Il peso delle elezioni nell’atteggiamento di Ankara
Le recenti prese di posizione della Turchia, anche per bocca dei suoi massimi esponenti – il premier Binali Yildirim e il presidente Recep Tayyip Erdogan – risentono, probabilmente della prossima scadenza elettorale anticipata: il prossimo 24 giugno, infatti, circa 60 milioni di turchi saranno chiamati alle urne per le consultazioni parlamentare e presidenziale. C’è da credere, quindi, che i fatti che stanno alzando la tensione in Medio Oriente stiano entrando decisamente nel contesto di politica interna. Resta tuttavia da capire, nel nuovo atteggiamento di Ankara nei confronti di Israele, degli Stati Uniti e più in generale dell’Occidente, quanto questo sia determinato dalla campagna elettorale interna e quanto, invece da un progressivo spostamento del baricentro turco verso posizioni “islamiste” e verso la Russia. Se a prevalere fosse la seconda spiegazione, potrebbe aprirsi il fronte diplomatico legato al ruolo della Turchia all’interno della Nato, dove è il secondo esercito per importanza, e ai suoi rapporti con Unione Europea e Usa.
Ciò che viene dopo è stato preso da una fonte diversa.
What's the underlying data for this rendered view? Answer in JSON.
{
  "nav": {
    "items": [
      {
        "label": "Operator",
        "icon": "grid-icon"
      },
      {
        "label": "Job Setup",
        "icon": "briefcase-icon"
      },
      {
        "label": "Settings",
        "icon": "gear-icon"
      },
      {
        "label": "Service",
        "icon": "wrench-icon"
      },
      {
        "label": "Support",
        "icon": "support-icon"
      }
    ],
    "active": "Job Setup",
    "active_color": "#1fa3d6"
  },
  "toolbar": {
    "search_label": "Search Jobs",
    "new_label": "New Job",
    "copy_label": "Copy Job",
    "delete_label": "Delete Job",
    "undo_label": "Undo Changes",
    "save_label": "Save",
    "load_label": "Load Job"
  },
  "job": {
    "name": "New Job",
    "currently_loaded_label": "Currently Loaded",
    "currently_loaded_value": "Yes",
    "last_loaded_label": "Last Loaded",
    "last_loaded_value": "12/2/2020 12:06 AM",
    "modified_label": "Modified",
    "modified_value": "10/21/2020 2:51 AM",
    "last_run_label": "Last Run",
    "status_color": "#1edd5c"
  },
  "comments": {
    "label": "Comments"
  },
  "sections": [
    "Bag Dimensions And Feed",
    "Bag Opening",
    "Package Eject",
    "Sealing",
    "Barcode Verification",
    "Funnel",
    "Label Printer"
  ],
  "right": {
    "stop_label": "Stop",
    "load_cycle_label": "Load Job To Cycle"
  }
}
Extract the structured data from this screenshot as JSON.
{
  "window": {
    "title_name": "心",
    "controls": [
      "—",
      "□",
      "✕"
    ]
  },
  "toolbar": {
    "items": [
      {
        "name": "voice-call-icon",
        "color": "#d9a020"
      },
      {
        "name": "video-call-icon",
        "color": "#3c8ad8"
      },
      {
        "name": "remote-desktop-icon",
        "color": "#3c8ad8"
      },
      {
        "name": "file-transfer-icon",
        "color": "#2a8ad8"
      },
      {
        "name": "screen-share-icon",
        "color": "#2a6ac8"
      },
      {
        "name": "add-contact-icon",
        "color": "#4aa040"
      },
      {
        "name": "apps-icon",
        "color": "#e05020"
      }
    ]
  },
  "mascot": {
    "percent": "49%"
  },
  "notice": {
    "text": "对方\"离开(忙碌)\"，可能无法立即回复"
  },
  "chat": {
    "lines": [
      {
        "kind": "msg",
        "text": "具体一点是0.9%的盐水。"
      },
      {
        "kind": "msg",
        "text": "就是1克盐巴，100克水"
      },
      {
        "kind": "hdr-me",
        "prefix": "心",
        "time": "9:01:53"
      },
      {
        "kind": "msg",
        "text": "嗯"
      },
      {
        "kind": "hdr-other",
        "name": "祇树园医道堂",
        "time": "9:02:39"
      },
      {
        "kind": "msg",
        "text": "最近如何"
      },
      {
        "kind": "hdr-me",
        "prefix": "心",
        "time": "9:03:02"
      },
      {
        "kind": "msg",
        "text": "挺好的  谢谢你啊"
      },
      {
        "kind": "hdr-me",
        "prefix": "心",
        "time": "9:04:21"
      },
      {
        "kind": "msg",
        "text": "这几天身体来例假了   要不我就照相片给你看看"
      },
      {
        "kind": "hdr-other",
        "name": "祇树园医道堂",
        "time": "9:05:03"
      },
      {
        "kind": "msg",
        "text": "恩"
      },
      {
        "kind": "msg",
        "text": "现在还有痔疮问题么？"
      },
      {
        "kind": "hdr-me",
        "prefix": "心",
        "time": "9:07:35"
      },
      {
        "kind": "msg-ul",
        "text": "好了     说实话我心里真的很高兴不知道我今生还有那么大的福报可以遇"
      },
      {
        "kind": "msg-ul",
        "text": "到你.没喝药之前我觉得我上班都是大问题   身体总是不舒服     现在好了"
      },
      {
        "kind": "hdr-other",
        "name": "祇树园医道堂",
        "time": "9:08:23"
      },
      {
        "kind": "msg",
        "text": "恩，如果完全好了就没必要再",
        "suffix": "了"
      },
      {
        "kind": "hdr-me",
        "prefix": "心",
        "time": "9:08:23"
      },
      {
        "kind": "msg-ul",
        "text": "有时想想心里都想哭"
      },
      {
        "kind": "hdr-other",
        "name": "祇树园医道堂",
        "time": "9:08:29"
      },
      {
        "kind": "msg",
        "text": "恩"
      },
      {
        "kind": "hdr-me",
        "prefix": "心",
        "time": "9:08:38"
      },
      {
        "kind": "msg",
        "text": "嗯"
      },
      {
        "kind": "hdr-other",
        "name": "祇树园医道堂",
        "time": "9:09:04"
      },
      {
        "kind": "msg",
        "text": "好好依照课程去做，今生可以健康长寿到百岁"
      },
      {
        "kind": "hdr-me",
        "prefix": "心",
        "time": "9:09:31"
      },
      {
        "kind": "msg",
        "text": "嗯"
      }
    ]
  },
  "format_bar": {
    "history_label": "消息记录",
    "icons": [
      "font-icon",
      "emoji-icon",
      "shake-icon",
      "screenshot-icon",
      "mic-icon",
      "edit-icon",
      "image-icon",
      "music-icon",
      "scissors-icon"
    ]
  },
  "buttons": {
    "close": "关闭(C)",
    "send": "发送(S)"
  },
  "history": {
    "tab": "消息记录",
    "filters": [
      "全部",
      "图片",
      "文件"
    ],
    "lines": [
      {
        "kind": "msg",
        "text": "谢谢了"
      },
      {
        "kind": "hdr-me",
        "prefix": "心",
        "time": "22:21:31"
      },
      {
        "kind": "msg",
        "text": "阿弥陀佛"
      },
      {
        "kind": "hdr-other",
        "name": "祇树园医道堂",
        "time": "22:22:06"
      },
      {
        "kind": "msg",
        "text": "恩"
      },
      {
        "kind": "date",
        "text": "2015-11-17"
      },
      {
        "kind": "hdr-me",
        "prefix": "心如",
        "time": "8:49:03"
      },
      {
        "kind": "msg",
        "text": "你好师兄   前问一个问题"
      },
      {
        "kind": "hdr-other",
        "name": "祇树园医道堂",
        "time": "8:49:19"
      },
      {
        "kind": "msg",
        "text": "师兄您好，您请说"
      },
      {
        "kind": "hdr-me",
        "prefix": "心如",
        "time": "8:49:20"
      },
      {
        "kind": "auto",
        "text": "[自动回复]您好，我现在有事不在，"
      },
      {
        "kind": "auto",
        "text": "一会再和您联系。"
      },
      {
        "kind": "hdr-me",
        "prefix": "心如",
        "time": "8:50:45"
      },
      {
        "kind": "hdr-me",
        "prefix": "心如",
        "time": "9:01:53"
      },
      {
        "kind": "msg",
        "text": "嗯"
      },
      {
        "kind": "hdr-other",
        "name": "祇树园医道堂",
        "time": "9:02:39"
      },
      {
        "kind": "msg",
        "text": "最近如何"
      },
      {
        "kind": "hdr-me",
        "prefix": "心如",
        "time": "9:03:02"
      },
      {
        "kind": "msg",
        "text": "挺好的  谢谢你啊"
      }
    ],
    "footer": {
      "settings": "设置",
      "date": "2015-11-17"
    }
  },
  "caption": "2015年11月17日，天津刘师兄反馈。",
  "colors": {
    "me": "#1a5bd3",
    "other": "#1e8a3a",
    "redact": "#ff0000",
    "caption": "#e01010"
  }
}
Gli Usa all’Onu: Hamas incita le violenze da anni
Non ha usato mezzi termini Nikki Haley, ambasciatore Usa all’Onu, durante il suo intervento alla riunione del Consiglio di sicurezza: «Hamas incita da anni la violenza, ben prima dello spostamento dell’ambasciata statunitense a Gerusalemme. Coloro che suggeriscono che la violenza a Gaza abbia qualcosa a che fare con la posizione dell’ambasciata americana sbagliano, spostare l’ambasciata era la cosa giusta da fare».

Merkel telefona a Netanyahu
La cancelliera tedesca Angela Merkel ha espresso preoccupazione per l’escalation della violenza sulla striscia di Gaza, in una telefonata col premier israeliano Benjamin Netanyahu, di cui ha riferito in una nota il portavoce del governo tedesco Steffen Seibert. Merkel ha manifestato «comprensione per gli interessi legati alla sicurezza di Israele». E ha aggiunto che il diritto di espressione e di manifestazione pacifica non dovrebbe essere strumentalizzato per provocare agitazioni. La violenza non dovrebbe essere il mezzo per raggiungere obiettivi politici, ha concluso.


I tre Paesi suedamericani con ambasciata a Gerusalemme
Il presidente del Guatemala, Jimmy Morales, è arrivato in Israele, dove inaugurerà domani, mercoledì, la nuova sede dell’ambasciata del suo paese a Gerusalemme. Morales è accompagnato dalla moglie, Patricia Marroquin, e da vari ministri del suo governo, per una visita ufficiale di due giorni durante la quale incontrerà il premier Benjamin Netanyahu e il sindaco di Gerusalemme, Nir Barkat, che gli consegnerà le chiavi della città. Guatemala, Honduras e Paraguay sono gli unici paesi latinoamericani che si sono associati alla decisione del presidente americano Trump di spostare le loro rispettive ambasciate a Gerusalemme, riconoscendo così la città come capitale di Israele.